Growing up in Miami, I did not have a fireplace, much less a mantle, but my family did have two frantically busy working parents, and so the stockings that appeared at the foot of our bunk beds Christmas morning were made of red plastic netting in shrink-wrap. (Apparently, Santa shopped at Eckerd Drugs back before he started filling stockings with Godivas, iPhones and Aeropostale gift cards.) It bought our parents an extra hour of sleep while we tore them open and ate our weight in candy and whacked each other with those paddles with the rubber balls attached.
When we went Christmas shopping yearly for new clothes that would appear under the tree, I opted to ride the escalators up and down until the others were done, letting someone else do the picking. This is how one year I ended up with a pair of flood pants, the kind that hit you at the ankle, possibly the most unforgivable fashion sin in all of junior high.
I'm not blaming my sister, exactly, though she did also generously offer to trim my bangs one Christmas vacation with blunt-nosed kid scissors. Thrilled by the attention, I said yes, the result being a look made famous by one of the Three Stooges, specifically Moe, not that any of them would have been good. And no, it did not grow out by the time school resumed.
And so we grew up, and later came the Christmases when it seemed we bought and bought and bought.
It got so excessive that for a while there, we drew names for a family gift exchange. One year, my brother-in-law said it would be fun if we didn't tell each other whose name we got.

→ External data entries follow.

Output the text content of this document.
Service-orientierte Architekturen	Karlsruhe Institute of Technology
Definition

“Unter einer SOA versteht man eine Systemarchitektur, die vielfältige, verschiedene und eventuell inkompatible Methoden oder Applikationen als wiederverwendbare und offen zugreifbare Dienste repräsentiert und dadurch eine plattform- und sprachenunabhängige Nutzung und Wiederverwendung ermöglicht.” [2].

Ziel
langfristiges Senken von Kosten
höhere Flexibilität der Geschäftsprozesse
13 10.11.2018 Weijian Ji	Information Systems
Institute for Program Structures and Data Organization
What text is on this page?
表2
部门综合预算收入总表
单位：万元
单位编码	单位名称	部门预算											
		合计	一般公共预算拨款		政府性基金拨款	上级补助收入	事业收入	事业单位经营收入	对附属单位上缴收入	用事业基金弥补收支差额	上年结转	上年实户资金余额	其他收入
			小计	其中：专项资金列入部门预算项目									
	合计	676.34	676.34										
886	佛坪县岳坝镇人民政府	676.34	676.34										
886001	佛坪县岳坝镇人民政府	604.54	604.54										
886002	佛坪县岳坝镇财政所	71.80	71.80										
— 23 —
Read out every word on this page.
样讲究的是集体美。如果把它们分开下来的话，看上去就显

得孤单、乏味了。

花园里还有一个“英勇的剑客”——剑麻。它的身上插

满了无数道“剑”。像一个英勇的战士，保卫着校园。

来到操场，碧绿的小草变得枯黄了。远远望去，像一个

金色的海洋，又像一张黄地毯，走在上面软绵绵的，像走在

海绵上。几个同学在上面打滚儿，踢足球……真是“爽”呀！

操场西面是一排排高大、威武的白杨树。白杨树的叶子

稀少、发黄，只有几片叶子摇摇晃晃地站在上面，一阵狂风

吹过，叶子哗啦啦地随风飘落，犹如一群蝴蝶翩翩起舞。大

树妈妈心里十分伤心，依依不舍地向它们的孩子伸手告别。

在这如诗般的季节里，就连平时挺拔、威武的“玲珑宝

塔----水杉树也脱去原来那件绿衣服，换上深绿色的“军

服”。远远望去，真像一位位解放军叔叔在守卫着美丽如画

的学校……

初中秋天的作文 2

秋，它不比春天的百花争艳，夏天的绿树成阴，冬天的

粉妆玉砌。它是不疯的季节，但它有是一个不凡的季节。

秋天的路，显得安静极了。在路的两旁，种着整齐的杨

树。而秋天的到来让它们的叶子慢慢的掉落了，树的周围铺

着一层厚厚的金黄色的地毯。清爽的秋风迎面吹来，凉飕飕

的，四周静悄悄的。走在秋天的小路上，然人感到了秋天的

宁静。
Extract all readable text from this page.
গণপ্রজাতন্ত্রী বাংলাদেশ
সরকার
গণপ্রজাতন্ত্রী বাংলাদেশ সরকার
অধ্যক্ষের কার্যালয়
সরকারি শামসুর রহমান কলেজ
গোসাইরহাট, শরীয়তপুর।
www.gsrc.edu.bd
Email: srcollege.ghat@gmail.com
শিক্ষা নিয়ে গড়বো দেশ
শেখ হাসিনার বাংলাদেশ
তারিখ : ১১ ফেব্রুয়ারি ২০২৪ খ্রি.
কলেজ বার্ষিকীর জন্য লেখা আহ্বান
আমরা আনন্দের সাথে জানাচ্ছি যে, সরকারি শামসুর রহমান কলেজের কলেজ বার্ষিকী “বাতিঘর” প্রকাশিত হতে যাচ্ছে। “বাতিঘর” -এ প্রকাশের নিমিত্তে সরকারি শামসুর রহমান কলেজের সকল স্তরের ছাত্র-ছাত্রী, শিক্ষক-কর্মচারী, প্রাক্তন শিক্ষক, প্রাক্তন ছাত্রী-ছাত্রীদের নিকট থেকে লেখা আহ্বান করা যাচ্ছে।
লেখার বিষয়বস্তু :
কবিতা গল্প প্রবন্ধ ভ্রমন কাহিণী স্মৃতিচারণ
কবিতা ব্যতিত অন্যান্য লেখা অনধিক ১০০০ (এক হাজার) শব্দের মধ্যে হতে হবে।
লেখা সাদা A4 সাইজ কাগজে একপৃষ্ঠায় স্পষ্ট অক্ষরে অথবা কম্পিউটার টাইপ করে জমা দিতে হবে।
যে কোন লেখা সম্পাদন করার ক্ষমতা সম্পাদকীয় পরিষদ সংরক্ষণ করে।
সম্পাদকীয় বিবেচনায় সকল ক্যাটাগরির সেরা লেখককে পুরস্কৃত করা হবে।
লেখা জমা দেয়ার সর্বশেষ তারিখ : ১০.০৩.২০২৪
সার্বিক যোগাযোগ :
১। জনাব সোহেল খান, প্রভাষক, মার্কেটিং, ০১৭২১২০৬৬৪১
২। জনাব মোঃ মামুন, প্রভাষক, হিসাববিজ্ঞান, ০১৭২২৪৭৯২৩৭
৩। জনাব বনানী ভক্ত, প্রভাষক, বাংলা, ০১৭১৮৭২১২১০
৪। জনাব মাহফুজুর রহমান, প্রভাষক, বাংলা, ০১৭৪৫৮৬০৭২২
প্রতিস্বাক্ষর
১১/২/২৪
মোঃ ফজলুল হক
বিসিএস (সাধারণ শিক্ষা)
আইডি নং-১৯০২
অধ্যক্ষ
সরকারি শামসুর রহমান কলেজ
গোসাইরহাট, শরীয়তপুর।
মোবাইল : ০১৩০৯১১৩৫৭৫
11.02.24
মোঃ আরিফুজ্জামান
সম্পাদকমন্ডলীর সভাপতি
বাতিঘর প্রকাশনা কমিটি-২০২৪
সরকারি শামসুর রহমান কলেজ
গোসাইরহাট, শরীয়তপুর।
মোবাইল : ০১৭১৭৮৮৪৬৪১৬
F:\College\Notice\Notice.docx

Naturally, on the way home I told my husband I had gotten his brother, and he said no, he had gotten his brother. Similar conversations were simultaneously taking place in other households, and it turned out that my brother-in-law's was the only name on those pieces of paper. What a coup for him it would have been, were we not all chronic rule-breakers.
But the world, not to mention the economy, shifted again, and this year we are all about practicality: clothes, gift cards, necessities. Still, there is room for nostalgia. I'm not saying what I got my sister, though I did not find an Easy-Bake or a shrink-wrapped stocking.
She might need a haircut, though, or some really fashionable pants.